Ketua Asosiasi Produsen Biofuel Indonesia (Aprobi) Paulus Tjakrawan menjelaskan, awal pengembangan BBN adalah sebagai tindak lanjut dari semakin besarnya defisit neraca perdagangan akibat impor bahan bakar fosil. Data 2019 menunjukkan, defisit mencapai US$ 9,30 miliar akibat Indonesia mengimpor kurang lebih 50% bahan bakar fosil. “Namun melalui program mandatori biodiesel 30% (B30) berbasis sawit yang dicanangkan pemerintah ternyata pada 2020 devisa yang mampu dihemat mencapai US$ 3,09 miliar atau setara Rp 44,74 triliun,” kata Paulus dalam Indonesian palm oil Conference (IPOC) 2020, kemarin.
Saat ini, perkembangan industri BBN telah meningkat sangat pesat.
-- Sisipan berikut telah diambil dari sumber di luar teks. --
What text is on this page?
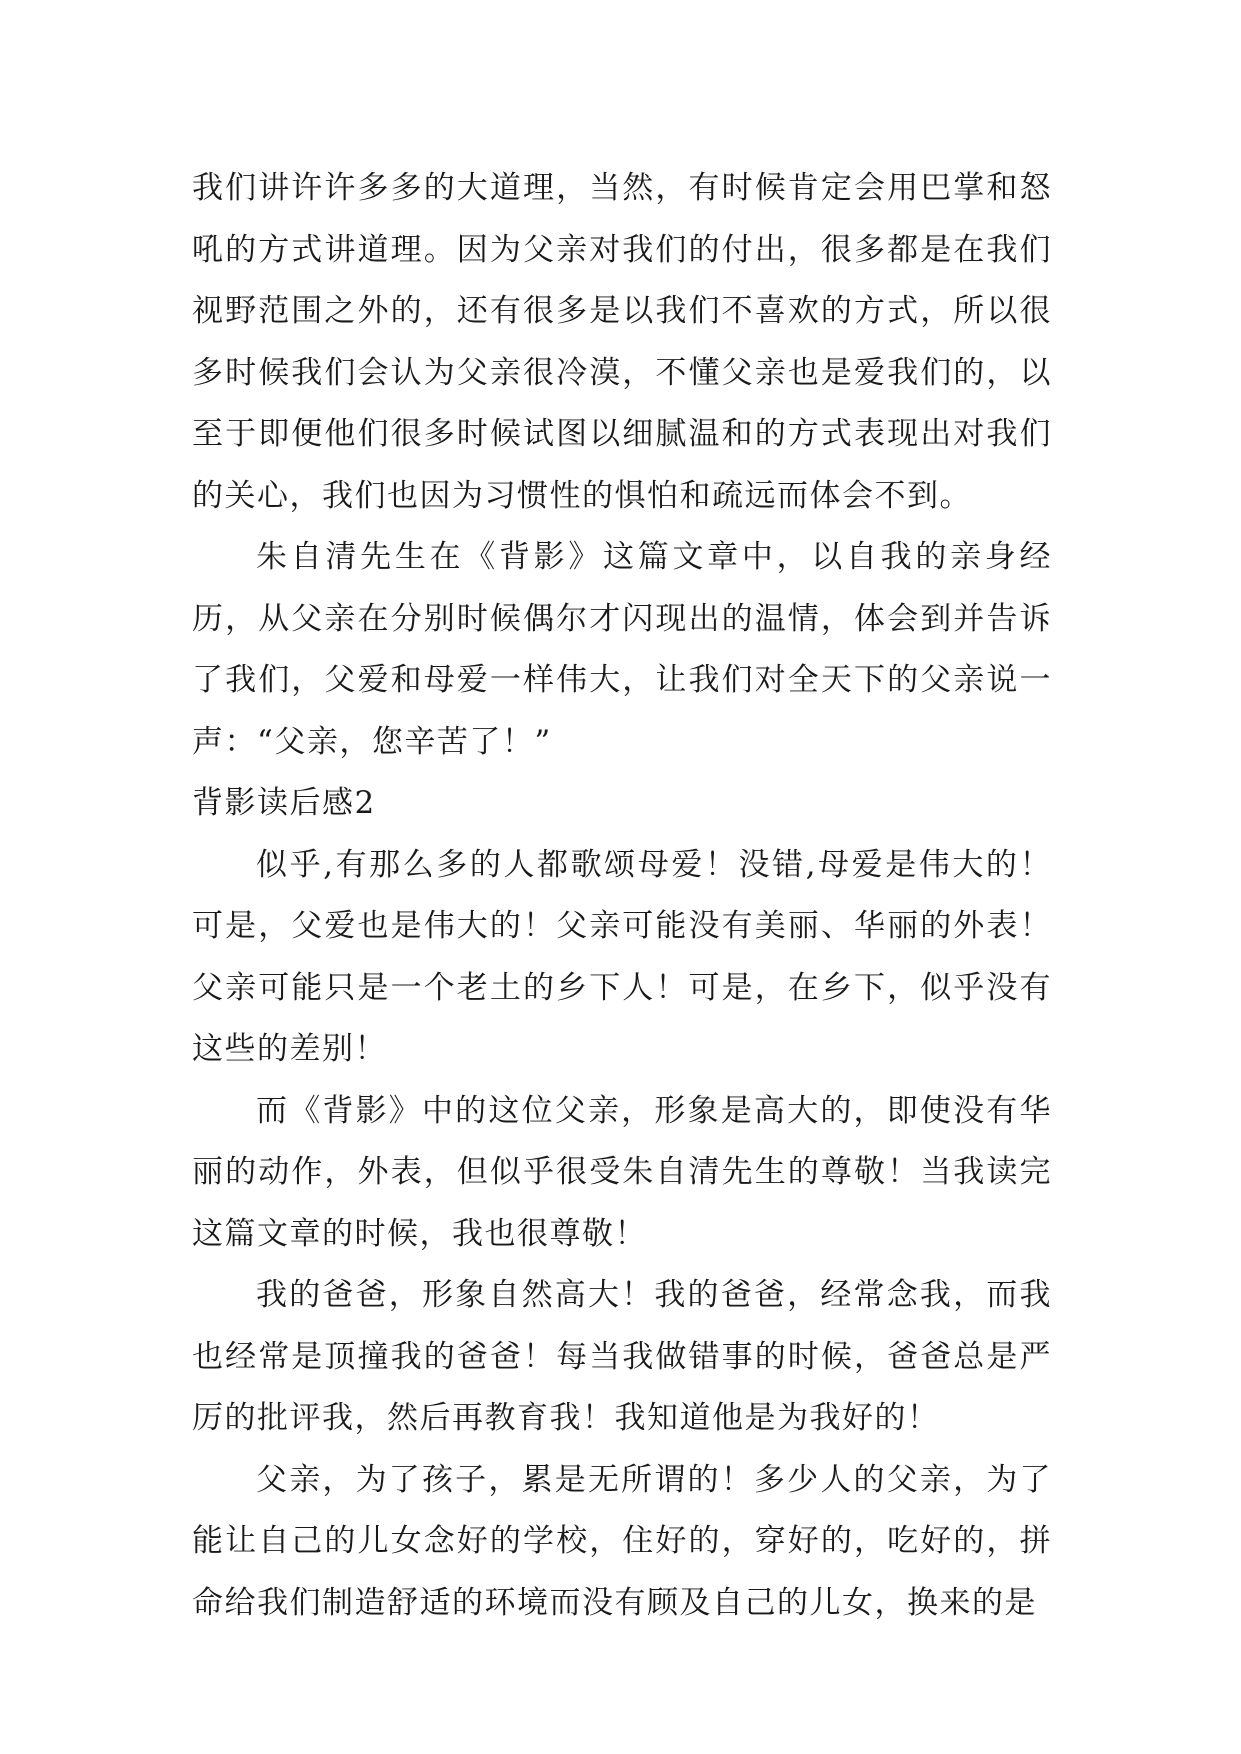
我们讲许许多多的大道理，当然，有时候肯定会用巴掌和怒吼的方式讲道理。因为父亲对我们的付出，很多都是在我们视野范围之外的，还有很多是以我们不喜欢的方式，所以很多时候我们会认为父亲很冷漠，不懂父亲也是爱我们的，以至于即便他们很多时候试图以细腻温和的方式表现出对我们的关心，我们也因为习惯性的惧怕和疏远而体会不到。

朱自清先生在《背影》这篇文章中，以自我的亲身经历，从父亲在分别时候偶尔才闪现出的温情，体会到并告诉了我们，父爱和母爱一样伟大，让我们对全天下的父亲说一声：“父亲，您辛苦了！”

背影读后感2

似乎,有那么多的人都歌颂母爱！没错,母爱是伟大的！可是，父爱也是伟大的！父亲可能没有美丽、华丽的外表！父亲可能只是一个老土的乡下人！可是，在乡下，似乎没有这些的差别！

而《背影》中的这位父亲，形象是高大的，即使没有华丽的动作，外表，但似乎很受朱自清先生的尊敬！当我读完这篇文章的时候，我也很尊敬！

我的爸爸，形象自然高大！我的爸爸，经常念我，而我也经常是顶撞我的爸爸！每当我做错事的时候，爸爸总是严厉的批评我，然后再教育我！我知道他是为我好的！

父亲，为了孩子，累是无所谓的！多少人的父亲，为了能让自己的儿女念好的学校，住好的，穿好的，吃好的，拼命给我们制造舒适的环境而没有顾及自己的儿女，换来的是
Industri BBN melalui program B30 juga berkontribusi pada pengurangan emisi gas rumah kaca (EGRK) sebesar 17,50 juta ton CO2eq atau setara dengan 45% pada target energi dan transportasi pada 2019. Selain itu, industri BBN diproyeksikan mengurangi 25 juta ton CO2eq atau 68% dalam kontribusi pada target energi dan transportasi tahun ini.
Dirjen Energi Baru Terbarukan dan Konservasi Energi (EBTKE) Dadan Kusdiana mengungkapkan, BBN berbasis sawit telah menjadi bagian dari strategi ketahanan energi pemerintah secara nasional. Sejak awal 2020, B30 telah memproduksi 4,28 juta ton biodiesel pada semester 1-2020. Secara khusus, Pemerintah Indonesia menciptakan lima langkah strategis untuk pengembangan BBN. Pertama, dengan menjamin program B30 berjalan sesuai target. Kedua, riset dan perencanaan pengembangan B40 dan B50 baik dari sisi teknis dan ekonomis, meliputi road test serta pengujian pada mesin pembangkit listrik tenaga diesel.
Ketiga, melalui kerja sama dengan Pertamina dalam mendorong program green fuel dengan memproduksi green diesel, green gasoline, dan green avtur beserta studi kebijakan, efisiensi, teknologi, pasokan, insentif dan infrastruktur pendukung, beserta pengembangan industri pendukung seperti metanol dan katalis. Keempat, pengembangan hidrogenasi minyak sawit (HPO) bekerja sama dengan Pertamina, Pupuk Indonesia, ITB, Badan Pengelola Dana Perkebunan kelapa sawit (BPDPKS), dan pemangku kepentingan lain. Kelima, memanfaatkan lahan reklamasi atau bekas pertambangan bekerja sama dengan Ditjen Mineral dan Batubara dan pemerintah daerah dalam mengidentifikasi lahan bekas tambang, serta bekerja sama dengan Kementerian Pertanian untuk menentukan komoditas yang paling cocok.
Pemerintah sedang melakukan uji coba HPO (D-100) yang dimulai sejak pertengahan tahun 2020. Secara kualitas, sejauh ini HPO lebih bagus daripada biofuel ataun jenis diesel lainnya. HPO sangat mirip dengan minyak diesel namun terkait nilai kalori, diesel lebih sedikit dibanding HPO. Dadan menjelaskan, diperlukan komitmen dari seluruh pemangku kepentingan dalam pengembangan program bakar bakar nabati sesuai dengan road map yang telah dibuat. “Kami menginginkan sustainable biodiesel sehingga kami juga membutuhkan sustainable fund sebagai dukungan,” jelas Dadan.